Computational Resources
Training Compute: 5.6×10²⁵ FLOPs (2.3x Gemini 2.0)
Energy Consumption
System Architecture
Training Hardware
The models were trained using [Google's Tensor Processing Units](https://cloud.google.com/tpu?e=48754805&hl=en).
Data
Dataset Size
85T tokens (text), 2.1B images, 400M hours audio.
Dataset Description
Unknown
Not explicitly stated in the provided documents.
Data Sources
Unknown
Not explicitly detailed in the provided documents.
Data Collection - Human Labor
Unknown
Not mentioned in the provided documents.
Data Preprocessing
Unknown
Not mentioned in the provided documents.
Data Bias Detection
Unknown
Gemini 2.5 claims to use techniques to find and fix biases. These fixes apply to both training data and model design. The goal is to create fair and unbiased AI, but there is no information provided documenting how this is done.
Data Deduplication
The Model Card states that data deduplication techniques were applied.
Data Toxic and Hateful Language Handling
Not mentioned in the provided documents.
IP Handling in Data
Not mentioned in the provided documents.
Data PII Handling
Not mentioned in the provided documents.
Data Collection Period
Evaluation
Performance Evaluation
Low Transparency
Several benchmark performance metrics are shared, including Humanity's Last Exam, GPQA diamond, AIME 2025 and 2025, LiveCodeBench v5, MMMU, Global MMLU. The model performs comparably to other reasoning models like GPT-o3 and Claude-3.7.
Evaluation of Limitations
Unknown
Not specifically detailed in the provided documents.

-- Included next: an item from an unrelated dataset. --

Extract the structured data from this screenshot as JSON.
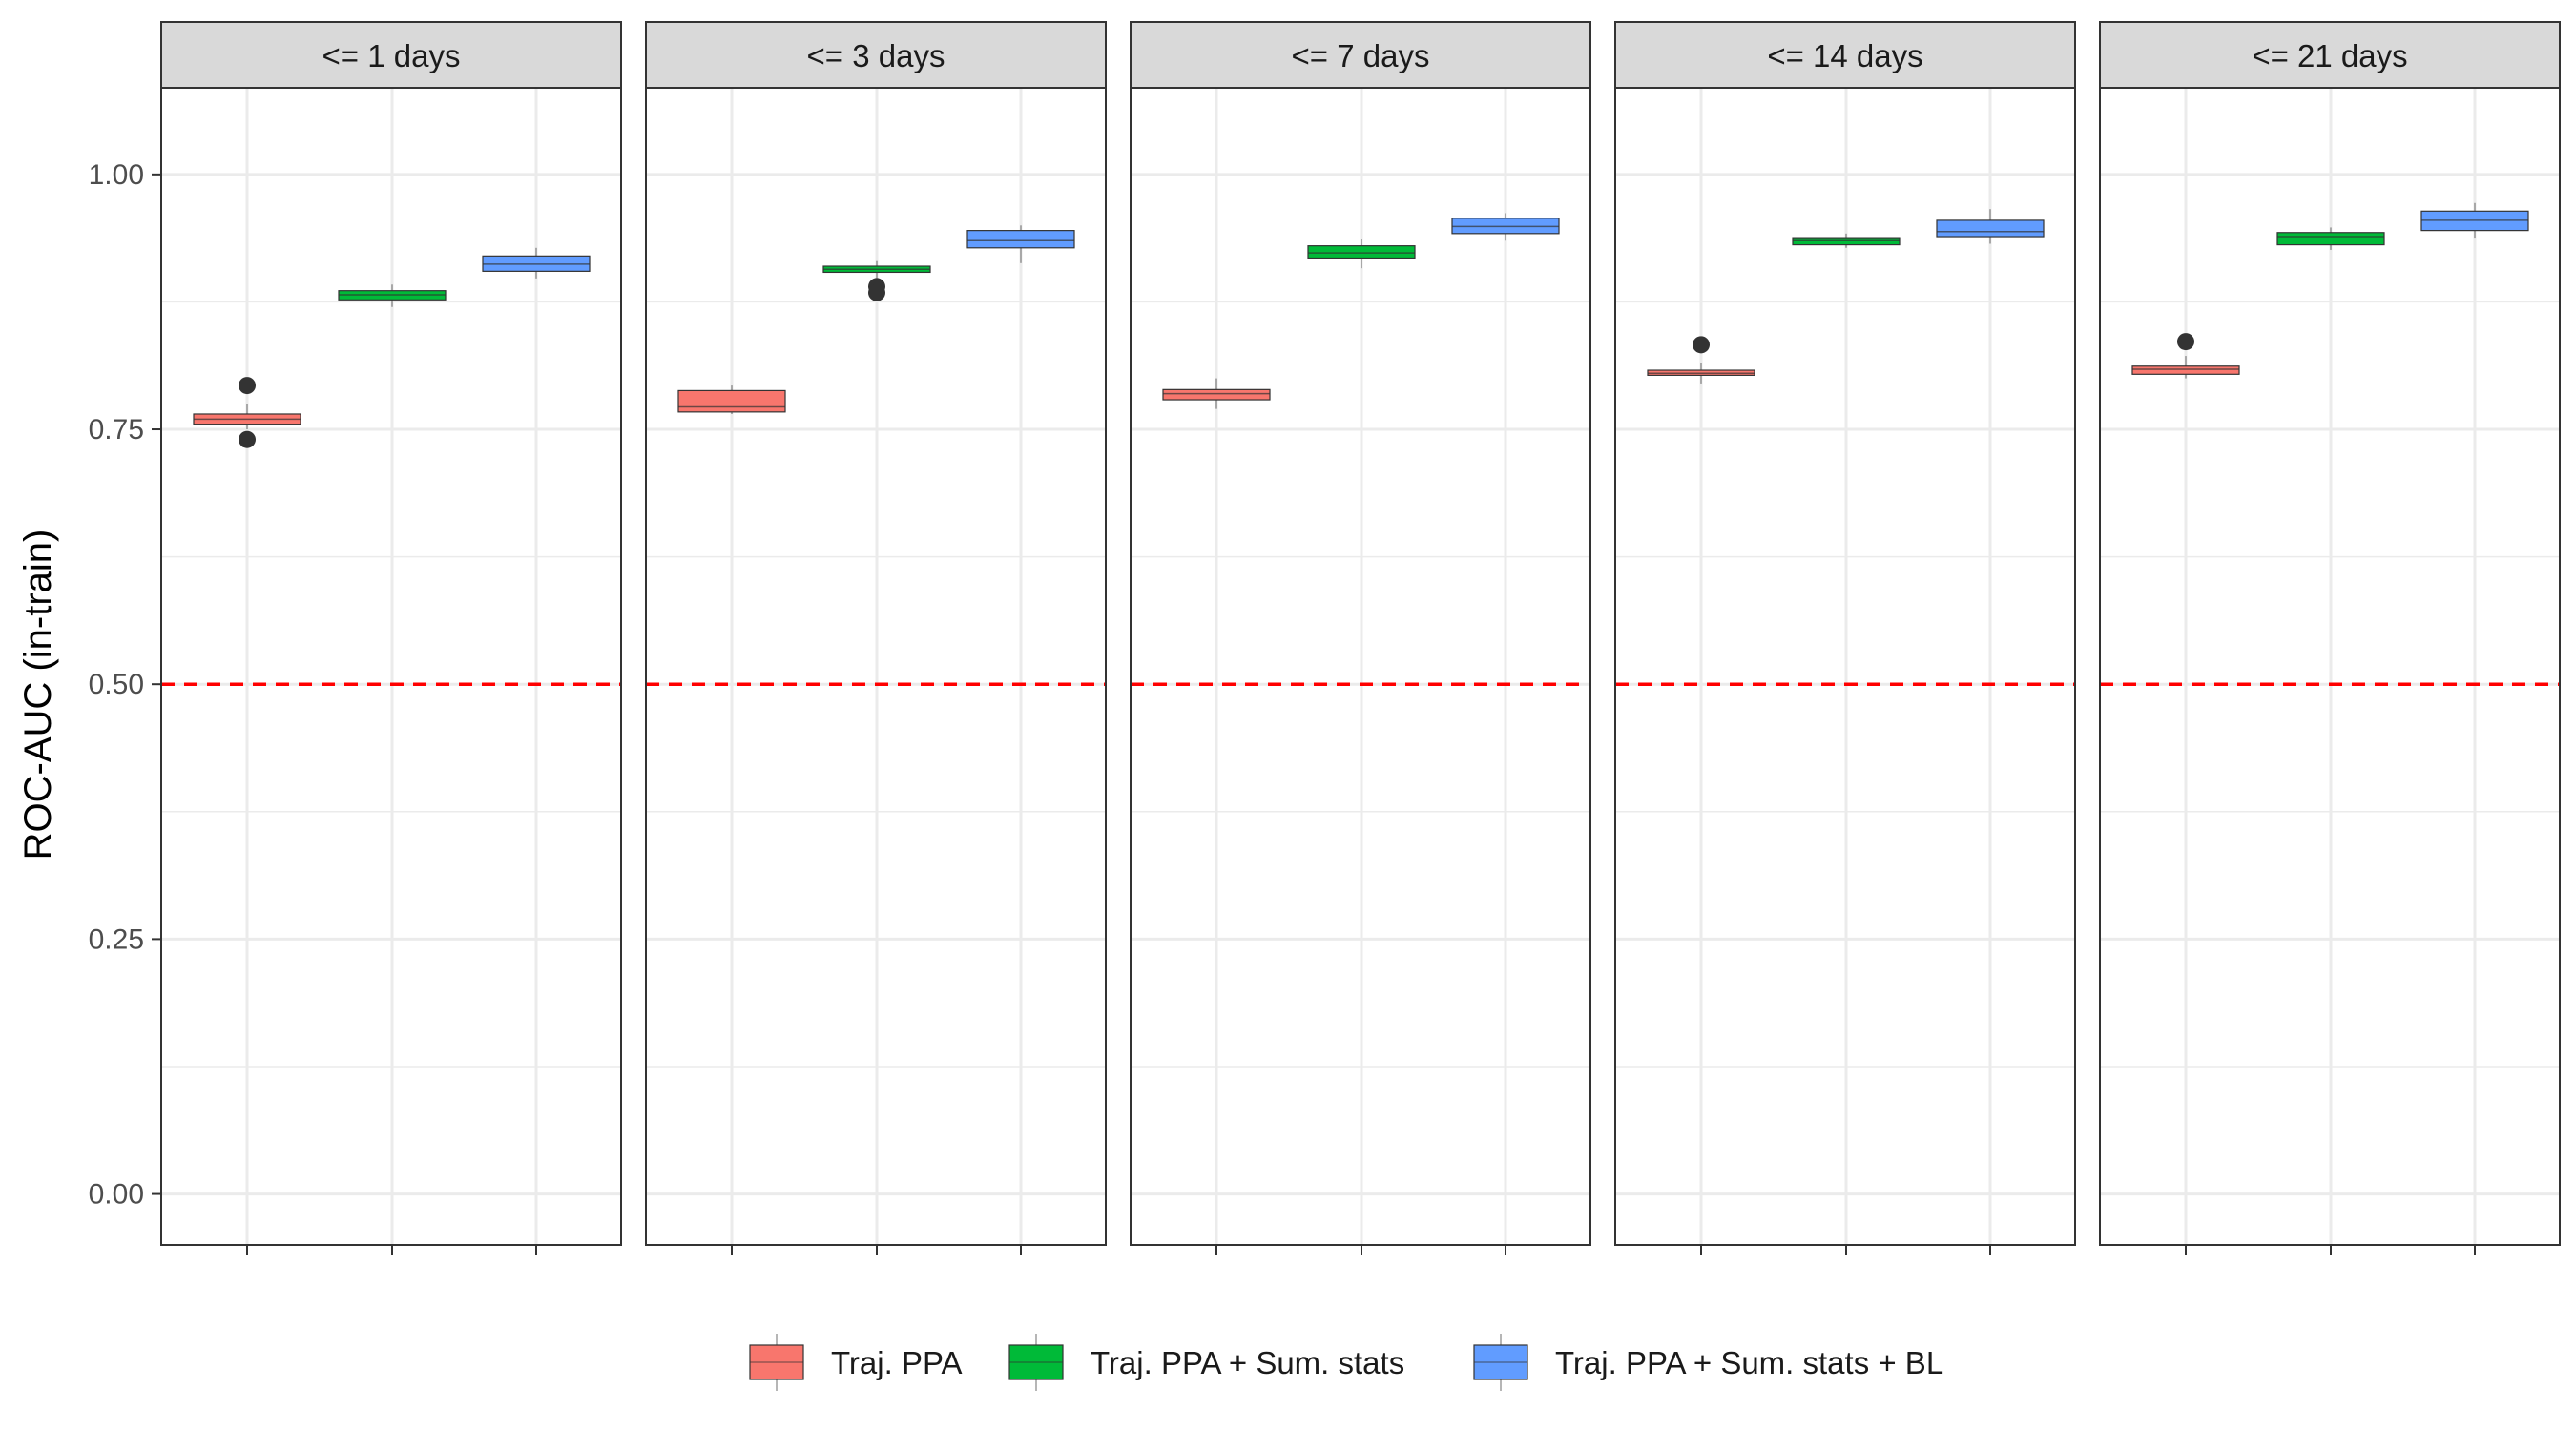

Evaluation with Public Tools
Benchmark evaluations include GPQA, AIME, LiveCodeBench, SimpleQA, MMMU, among others, but none of the implementations of these evaluations are described. This is not reproducible.
Adversarial Testing Procedure
High Transparency
The Gemini models were tested for safety against Google DeepMind's [Frontier Safety Framework](https://storage.googleapis.com/deepmind-media/DeepMind.com/Blog/updating-the-frontier-safety-framework/Frontier%20Safety%20Framework%202.0%20(1).pdf), which included testing whether the model generated hate speech, dangerous content (that promotes violence), sexually explicit content and medical advice that runs contrary to scientific consensus. The testing was conducted using human and automated ted-teaming methods; safety assurance teams only share high-level feedback with model developers to prevent overfitting and misrepresenting safety. Results are summarized in a very broad manner, but suggest improved adherence to safety policies are compared to Gemini-1.5.

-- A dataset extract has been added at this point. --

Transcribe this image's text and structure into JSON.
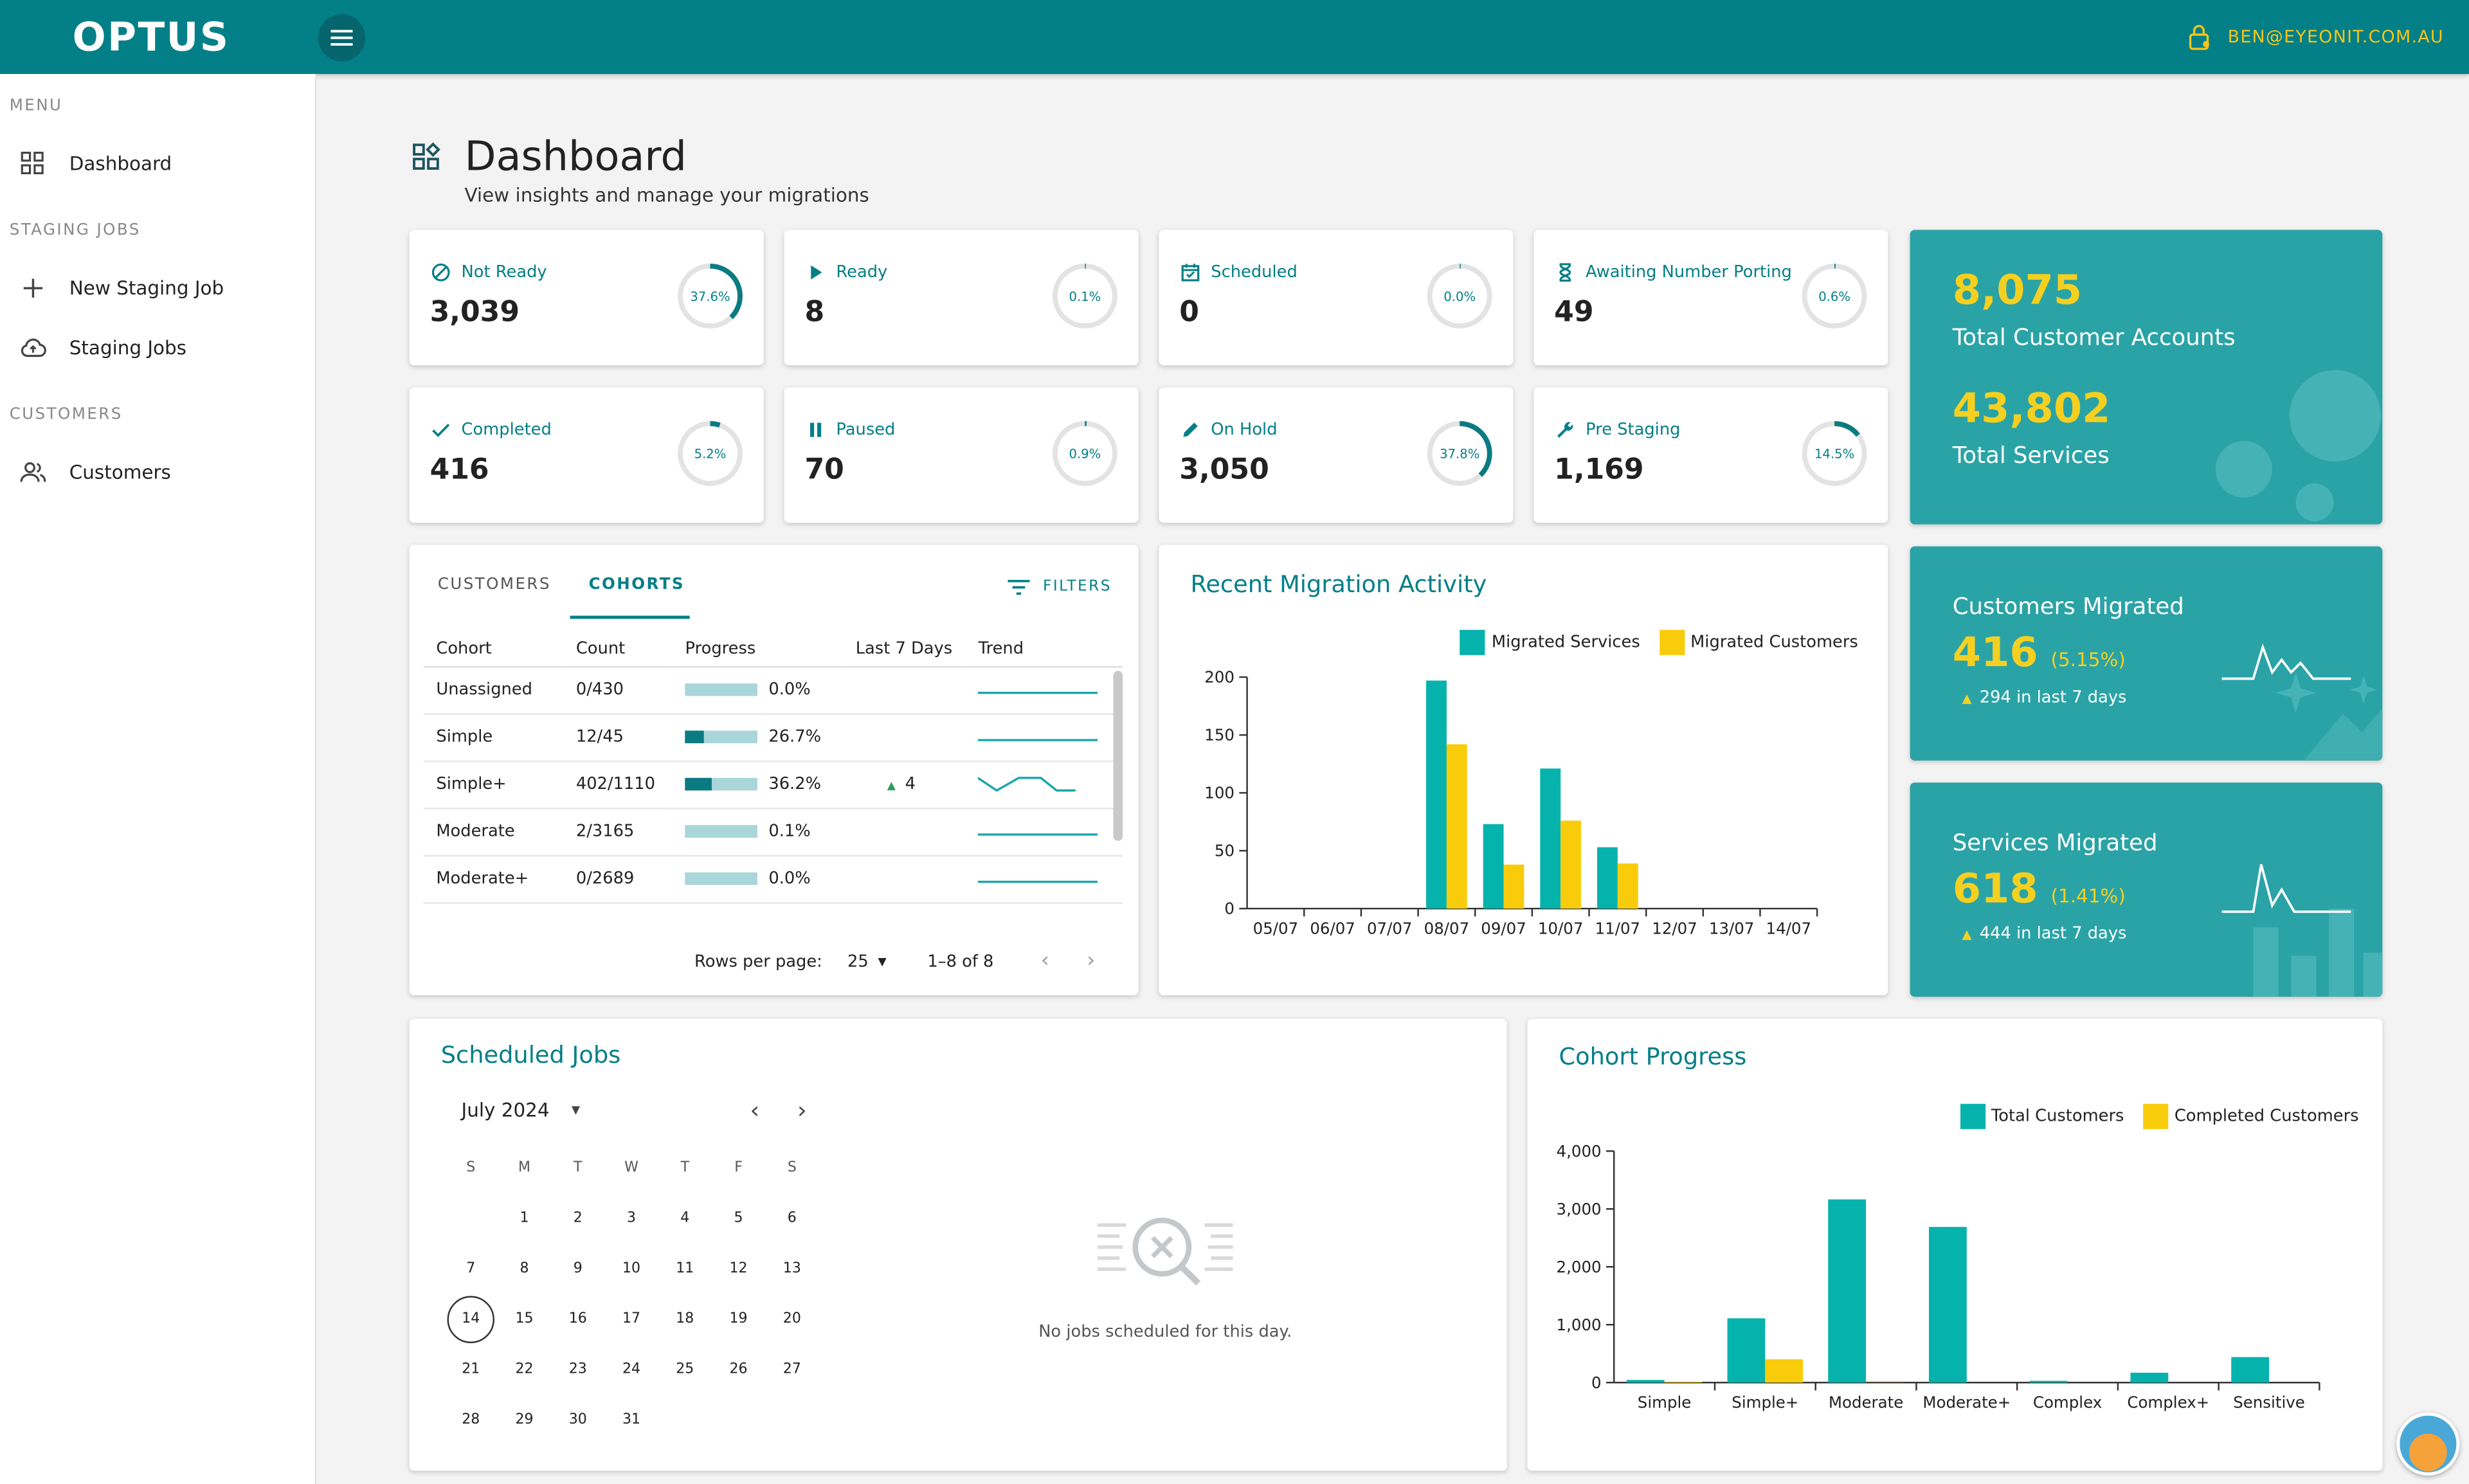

In addition, the models were tested against four Critical Capability Levels as follows:
- CBRN Risk: Qualitative assessment that showed that the model had detailed technical knowledge, but no consistent ability to lower barriers for malicious actors
- Cybersecurity: On an automated benchmark, Pro was able to solve all "easy" questions, but only 1/13 of "hard questions"

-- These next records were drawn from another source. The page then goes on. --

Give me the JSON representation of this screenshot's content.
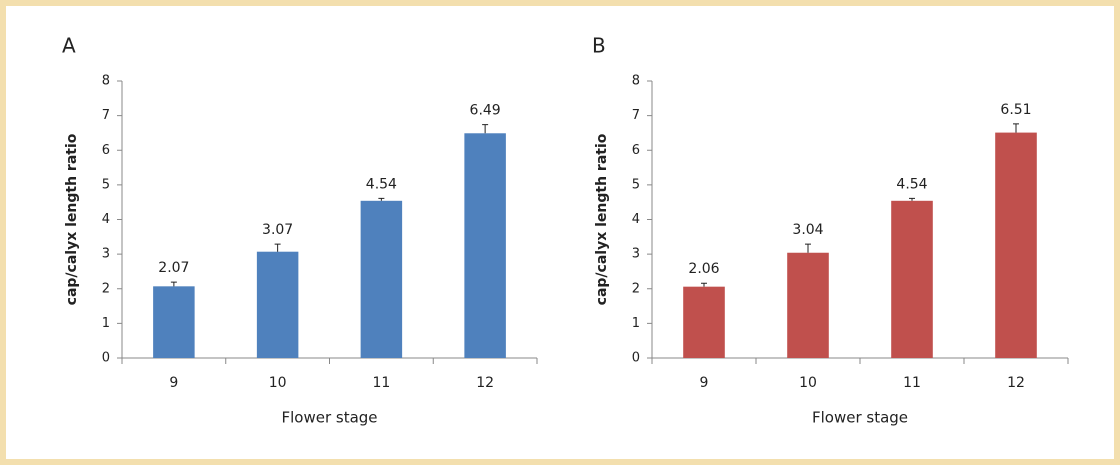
{
  "chart_data": [
    {
      "type": "bar",
      "title": "A",
      "y_label": "cap/calyx length ratio",
      "x_label": "Flower stage",
      "categories": [
        "9",
        "10",
        "11",
        "12"
      ],
      "values": [
        2.07,
        3.07,
        4.54,
        6.49
      ],
      "errors": [
        0.12,
        0.22,
        0.07,
        0.25
      ],
      "color": "#4f81bd",
      "ylim": [
        0,
        8
      ],
      "yticks": [
        0,
        1,
        2,
        3,
        4,
        5,
        6,
        7,
        8
      ]
    },
    {
      "type": "bar",
      "title": "B",
      "y_label": "cap/calyx length ratio",
      "x_label": "Flower stage",
      "categories": [
        "9",
        "10",
        "11",
        "12"
      ],
      "values": [
        2.06,
        3.04,
        4.54,
        6.51
      ],
      "errors": [
        0.1,
        0.25,
        0.07,
        0.25
      ],
      "color": "#c0504d",
      "ylim": [
        0,
        8
      ],
      "yticks": [
        0,
        1,
        2,
        3,
        4,
        5,
        6,
        7,
        8
      ]
    }
  ]
}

- Machine Learning R&D: Gemini-Pro received 73% on the RE-Bench
- Deceptive Alignment: Gemini-Pro powered agent has able to solve 2/5 and 2/11 questions from two automated benchmarks.
All of these findings together suggest that the models have not reached a Critical Capability Level from the framework.
Model Mitigations
Low Transparency
The developer's implemented a number of mitigations, including dataset filtering, supervised fine-tuning, reinforcement learning from human and critic feedback, and product-level mitigations like safety filtering. External documentation refers to a Chain-of-Thought Verifier: a 12B parameter sub-model that critiques and refines outputs through 7-stage internal debate, and is meant to act as an internal fact-checker.